A monumental artwork conceals building work at the Palace of Versailles

Technical renovations accompany architectural restoration at Versailles

The head of French-headquartered cable business Nexans has been speaking about what the company is doing to help protect the historical heritage of the world-famous Palace and Estate of Versailles and the safety of visitors and staff.

The 17th-century palace on the outskirts of Paris is a popular tourist attraction and a UNESCO World Heritage site. Under the ‘Great Versailles’ masterplan launched in 2003 the entire estate is to be restored to its former glory by 2020 through a combination of public funding and support from businesses and individuals.

Nexans CEO Frédéric Vincent told journalists that since signing a five-year sponsorship agreement in 2007 the company has donated 540km of cables of various kinds, with a total value of €670,000 (£580,000) as well as contributing skills and expertise for the modernisation of power, communications and data networks across the estate.

Nearly a quarter of the cable supplied – 120km – is of fire-secure types from the company’s Alsecure ranges, to maximise evacuation time and minimise smoke damage to the buildings and contents if a fire should break out.

Vincent announced a new support package for the next 12 months, under which Nexans is paying the cost of a huge artistic canvas that hides scaffolding and building works while the roof and main structure undergo restoration.

Visitors are presented with a reproduction of the palace’s façade combined with a trompe-l’œil image of the gardens that cannot in reality be seen from the front of the buildings. “I am sure that associating our group’s name with an unprecedented, original work will be an additional source of pride for all our employees,” Vincent said.

The early phases of the restoration work have primarily involved technical renovation to bring the buildings into compliance with safety regulations, and the removal of all heating and cooling plant to a new location outside the palace.

The first priority was upgrading the closed-loop medium-voltage installations for the Trianon buildings, followed by bringing the Royal Opera – an entirely wooden structure – up to current safety standards.

Another major element of the work is the creation of a single power hub.

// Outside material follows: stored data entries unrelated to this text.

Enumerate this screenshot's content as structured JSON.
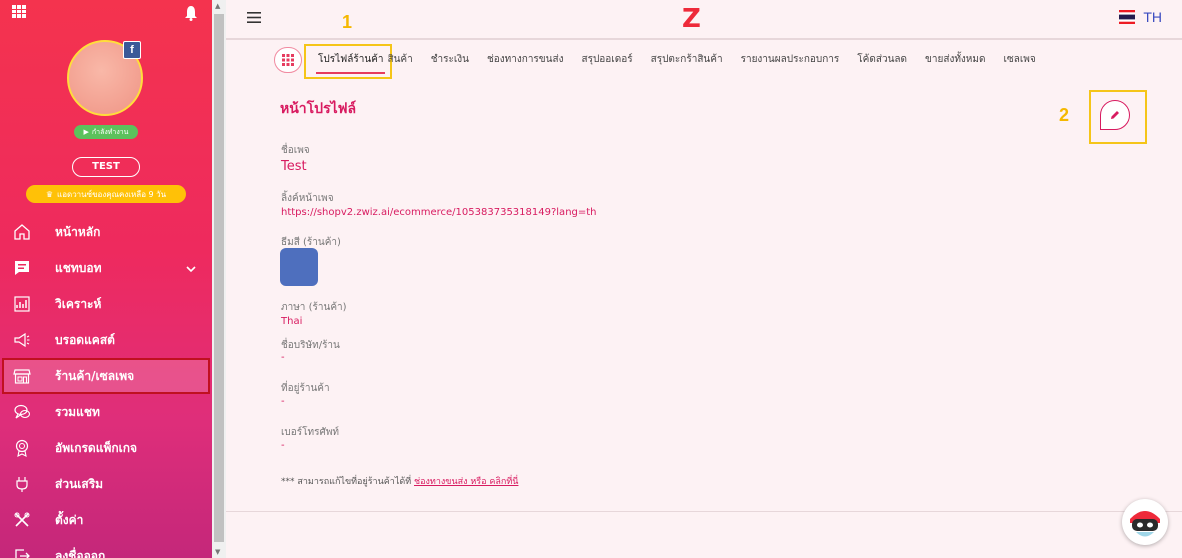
{
  "sidebar": {
    "profile": {
      "status": "กำลังทำงาน",
      "name": "TEST",
      "trial": "แอดวานซ์ของคุณคงเหลือ 9 วัน"
    },
    "items": [
      {
        "label": "หน้าหลัก",
        "icon": "home-icon"
      },
      {
        "label": "แชทบอท",
        "icon": "chat-icon"
      },
      {
        "label": "วิเคราะห์",
        "icon": "analytics-icon"
      },
      {
        "label": "บรอดแคสต์",
        "icon": "megaphone-icon"
      },
      {
        "label": "ร้านค้า/เซลเพจ",
        "icon": "store-icon"
      },
      {
        "label": "รวมแชท",
        "icon": "chats-icon"
      },
      {
        "label": "อัพเกรดแพ็กเกจ",
        "icon": "badge-icon"
      },
      {
        "label": "ส่วนเสริม",
        "icon": "plugin-icon"
      },
      {
        "label": "ตั้งค่า",
        "icon": "tools-icon"
      },
      {
        "label": "ลงชื่อออก",
        "icon": "logout-icon"
      }
    ]
  },
  "header": {
    "logo": "Z",
    "lang": "TH"
  },
  "annotations": {
    "one": "1",
    "two": "2"
  },
  "tabs": [
    "โปรไฟล์ร้านค้า",
    "สินค้า",
    "ชำระเงิน",
    "ช่องทางการขนส่ง",
    "สรุปออเดอร์",
    "สรุปตะกร้าสินค้า",
    "รายงานผลประกอบการ",
    "โค้ดส่วนลด",
    "ขายส่งทั้งหมด",
    "เซลเพจ"
  ],
  "profile": {
    "title": "หน้าโปรไฟล์",
    "page_name_label": "ชื่อเพจ",
    "page_name": "Test",
    "page_link_label": "ลิ้งค์หน้าเพจ",
    "page_link": "https://shopv2.zwiz.ai/ecommerce/105383735318149?lang=th",
    "theme_label": "ธีมสี (ร้านค้า)",
    "theme_color": "#4e6fbe",
    "language_label": "ภาษา (ร้านค้า)",
    "language": "Thai",
    "company_label": "ชื่อบริษัท/ร้าน",
    "company": "-",
    "address_label": "ที่อยู่ร้านค้า",
    "address": "-",
    "phone_label": "เบอร์โทรศัพท์",
    "phone": "-",
    "note_prefix": "*** สามารถแก้ไขที่อยู่ร้านค้าได้ที่ ",
    "note_link": "ช่องทางขนส่ง หรือ คลิกที่นี่"
  }
}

New plant rooms are being created in the basement of the Grand Lodgings (Grand Commun), near the palace. This building is being refurbished to become the estate’s administrative centre, housing offices, archives, museum reserves, workshops and staff facilities such as a canteen.

An existing tunnel provides staff access to the palace building, but an entirely new technical services gallery has been constructed alongside it to carry pipes, ducts and cables.

The energy centre has two secure grid connections, provided by EDF. The primary power supply for the entire estate comes from here, as do medium-voltage back-up and low-voltage safety supplies. A medium-voltage loop installed on the energy pole integrates the Grand Lodgings building, the Palace itself and the Royal Opera.

Nexans is a company that can trace its roots back over 100 years. “It seemed only natural,” said Vincent, “to become fully involved in preserving the historic heritage by participating in this sweeping programme to renovate one of the world’s most visited tourist attractions and a UNESCO World Heritage site.”